The International Christian School of Uijeongbu (국제 크리스쳔학교), or ICSU, is a Christian international school founded in 1983 in Uijeongbu, South Korea. It is operated by the administration and is accredited by NICS, ACSI, Korean Department of Education, and WASC.

The campus has a 5-story main campus building which contains the classrooms and a cafeteria.

It is one of the many schools that are part of the NICS organization. It was the first school of its kind, and was founded by Joe Hale, who is also the founder of the NICS organization.

As of August 2026, approximately 55 students are attending ICSU, with a total of 10 faculty and 4 staff members.

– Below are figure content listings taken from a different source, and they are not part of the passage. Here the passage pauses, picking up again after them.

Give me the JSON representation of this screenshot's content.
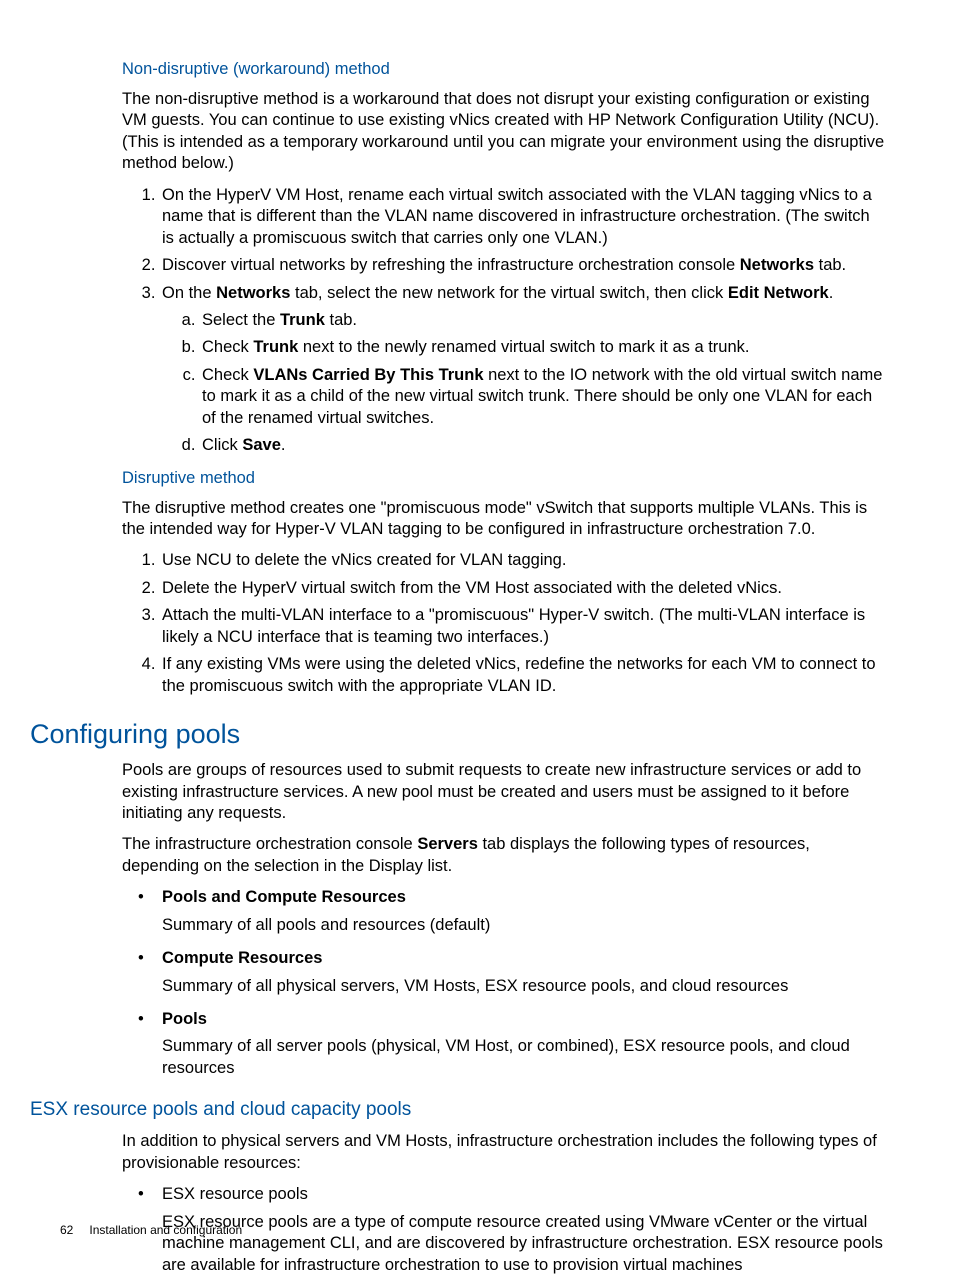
{
  "colors": {
    "heading": "#00539b",
    "text": "#000000",
    "background": "#ffffff"
  },
  "section1": {
    "h4": "Non-disruptive (workaround) method",
    "p1": "The non-disruptive method is a workaround that does not disrupt your existing configuration or existing VM guests. You can continue to use existing vNics created with HP Network Configuration Utility (NCU). (This is intended as a temporary workaround until you can migrate your environment using the disruptive method below.)",
    "li1": "On the HyperV VM Host, rename each virtual switch associated with the VLAN tagging vNics to a name that is different than the VLAN name discovered in infrastructure orchestration. (The switch is actually a promiscuous switch that carries only one VLAN.)",
    "li2_a": "Discover virtual networks by refreshing the infrastructure orchestration console ",
    "li2_b": "Networks",
    "li2_c": " tab.",
    "li3_a": "On the ",
    "li3_b": "Networks",
    "li3_c": " tab, select the new network for the virtual switch, then click ",
    "li3_d": "Edit Network",
    "li3_e": ".",
    "li3a_a": "Select the ",
    "li3a_b": "Trunk",
    "li3a_c": " tab.",
    "li3b_a": "Check ",
    "li3b_b": "Trunk",
    "li3b_c": " next to the newly renamed virtual switch to mark it as a trunk.",
    "li3c_a": "Check ",
    "li3c_b": "VLANs Carried By This Trunk",
    "li3c_c": " next to the IO network with the old virtual switch name to mark it as a child of the new virtual switch trunk. There should be only one VLAN for each of the renamed virtual switches.",
    "li3d_a": "Click ",
    "li3d_b": "Save",
    "li3d_c": "."
  },
  "section2": {
    "h4": "Disruptive method",
    "p1": "The disruptive method creates one \"promiscuous mode\" vSwitch that supports multiple VLANs. This is the intended way for Hyper-V VLAN tagging to be configured in infrastructure orchestration 7.0.",
    "li1": "Use NCU to delete the vNics created for VLAN tagging.",
    "li2": "Delete the HyperV virtual switch from the VM Host associated with the deleted vNics.",
    "li3": "Attach the multi-VLAN interface to a \"promiscuous\" Hyper-V switch. (The multi-VLAN interface is likely a NCU interface that is teaming two interfaces.)",
    "li4": "If any existing VMs were using the deleted vNics, redefine the networks for each VM to connect to the promiscuous switch with the appropriate VLAN ID."
  },
  "section3": {
    "h2": "Configuring pools",
    "p1": "Pools are groups of resources used to submit requests to create new infrastructure services or add to existing infrastructure services. A new pool must be created and users must be assigned to it before initiating any requests.",
    "p2_a": "The infrastructure orchestration console ",
    "p2_b": "Servers",
    "p2_c": " tab displays the following types of resources, depending on the selection in the Display list.",
    "b1_t": "Pools and Compute Resources",
    "b1_d": "Summary of all pools and resources (default)",
    "b2_t": "Compute Resources",
    "b2_d": "Summary of all physical servers, VM Hosts, ESX resource pools, and cloud resources",
    "b3_t": "Pools",
    "b3_d": "Summary of all server pools (physical, VM Host, or combined), ESX resource pools, and cloud resources"
  },
  "section4": {
    "h3": "ESX resource pools and cloud capacity pools",
    "p1": "In addition to physical servers and VM Hosts, infrastructure orchestration includes the following types of provisionable resources:",
    "b1_t": "ESX resource pools",
    "b1_d": "ESX resource pools are a type of compute resource created using VMware vCenter or the virtual machine management CLI, and are discovered by infrastructure orchestration. ESX resource pools are available for infrastructure orchestration to use to provision virtual machines"
  },
  "footer": {
    "page": "62",
    "title": "Installation and configuration"
  }
}
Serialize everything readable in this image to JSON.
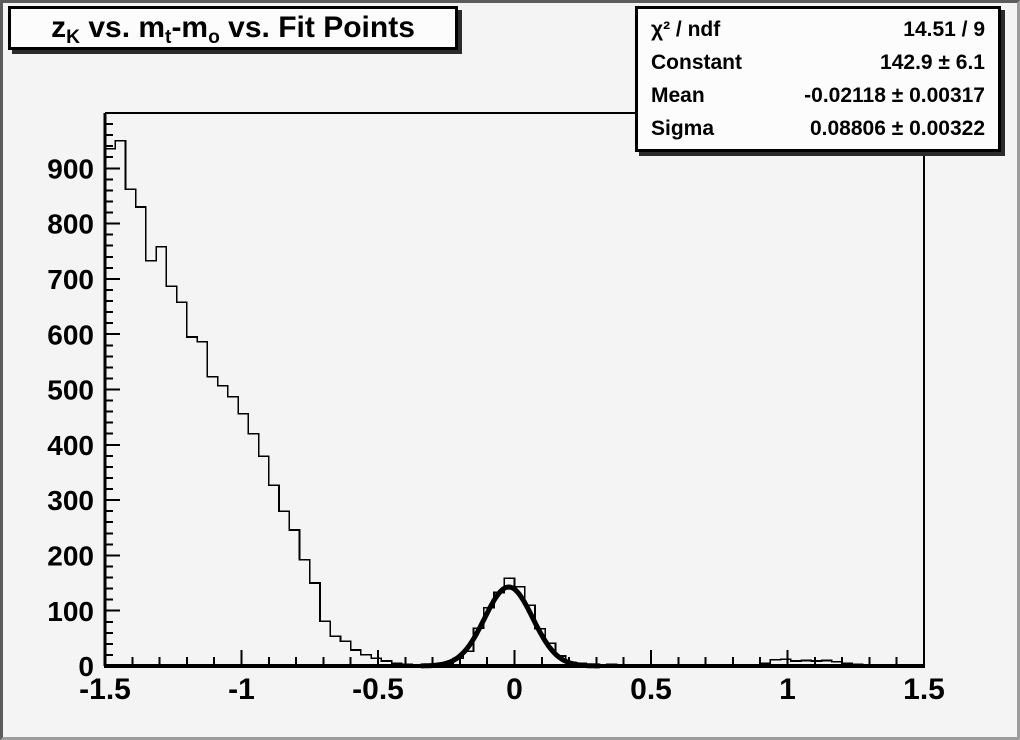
{
  "canvas": {
    "background": "#f4f4f4",
    "pave_background": "#fcfcfc",
    "line_color": "#000000",
    "text_color": "#000000"
  },
  "title": {
    "plain": "z_K vs. m_t-m_o vs. Fit Points",
    "segments": [
      {
        "t": "z"
      },
      {
        "t": "K",
        "sub": true
      },
      {
        "t": " vs. m"
      },
      {
        "t": "t",
        "sub": true
      },
      {
        "t": "-m"
      },
      {
        "t": "o",
        "sub": true
      },
      {
        "t": " vs. Fit Points"
      }
    ]
  },
  "stats": {
    "rows": [
      {
        "label": "χ² / ndf",
        "value": "14.51 / 9"
      },
      {
        "label": "Constant",
        "value": "142.9 ± 6.1"
      },
      {
        "label": "Mean",
        "value": "-0.02118 ± 0.00317"
      },
      {
        "label": "Sigma",
        "value": "0.08806 ± 0.00322"
      }
    ]
  },
  "chart_data": {
    "type": "bar",
    "subtype": "histogram-with-gaussian-fit",
    "title": "z_K vs. m_t-m_o vs. Fit Points",
    "xlabel": "",
    "ylabel": "",
    "xlim": [
      -1.5,
      1.5
    ],
    "ylim": [
      0,
      1000
    ],
    "grid": false,
    "legend_position": "none",
    "x_major_ticks": [
      -1.5,
      -1,
      -0.5,
      0,
      0.5,
      1,
      1.5
    ],
    "x_tick_labels": [
      "-1.5",
      "-1",
      "-0.5",
      "0",
      "0.5",
      "1",
      "1.5"
    ],
    "x_minor_step": 0.1,
    "y_major_step": 100,
    "y_minor_step": 20,
    "y_max_labeled_tick": 900,
    "y_tick_labels": [
      "0",
      "100",
      "200",
      "300",
      "400",
      "500",
      "600",
      "700",
      "800",
      "900"
    ],
    "bins": {
      "start": -1.5,
      "width": 0.0375,
      "values": [
        935,
        950,
        862,
        830,
        733,
        758,
        687,
        658,
        595,
        586,
        523,
        507,
        487,
        456,
        420,
        379,
        327,
        280,
        246,
        192,
        150,
        81,
        54,
        45,
        29,
        20,
        14,
        9,
        5,
        3,
        2,
        1,
        2,
        4,
        14,
        27,
        68,
        105,
        133,
        159,
        143,
        110,
        67,
        41,
        18,
        7,
        5,
        2,
        1,
        3,
        2,
        1,
        1,
        0,
        1,
        0,
        1,
        0,
        1,
        0,
        1,
        0,
        1,
        2,
        5,
        11,
        12,
        9,
        10,
        9,
        10,
        8,
        5,
        3,
        2,
        2,
        1,
        0,
        0,
        0
      ]
    },
    "fit_curve": {
      "type": "gaussian",
      "constant": 142.9,
      "mean": -0.02118,
      "sigma": 0.08806,
      "chi2": 14.51,
      "ndf": 9,
      "draw_range": [
        -0.34,
        0.31
      ]
    }
  }
}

ICSU is ACSI and WASC accredited, and is a member of KISAA, KIMEA and KORCOS.

== Academics ==
ICSU currently has an ELD program (English Learning Development), to help students attain a certain level of English proficiency in the areas of speaking, listening, reading, and writing. Also, ICSU has an honors program and an AP program for students in higher levels.

ICSU uses a 1:1 Google Chromebook policy from 1st–12th grade, so that the students can have flexibility in participating

As of 2016, 50% of the faculty completed a Masters program, 78% graduated from a Christian College, and the average staff tenure was 7 years, which is higher than most international schools in Korea.

== Sports and activities ==
ICSU participates in KISAA, with Basketball, Cheerleading, Soccer, Cross Country, and Volleyball. From 2013–2015, ICSU was in the 3rd place in Cross Country, and ICSU also received several sportsmanship awards. From 2018-2019, ICSU will begin a Golf team and will be accepting players from the 4th-12th grades.

ICSU also has a variety of school-activities, such as a Chess Club, National Honor Society, and MUN.

Since 2016, ICSU has a forensics team including Debate and Speech but has not had one since 2017.

== Military ==
International Christian School has been serving to strengthening military families since 1983, when a military Chaplain on Camp Red Cloud encouraged Joe Hale to start an “American” school for the families living in Area 1. ICSU and Area 1 have been partners in education since that day.

== Missions ==
As a faith based Christian school, every class is taught in a Biblical point-of-view. ICSU has chapels each week and daily bible classes. Also, several times in a year, students and teachers from ICSU go on mission trips to various countries and support local organizations.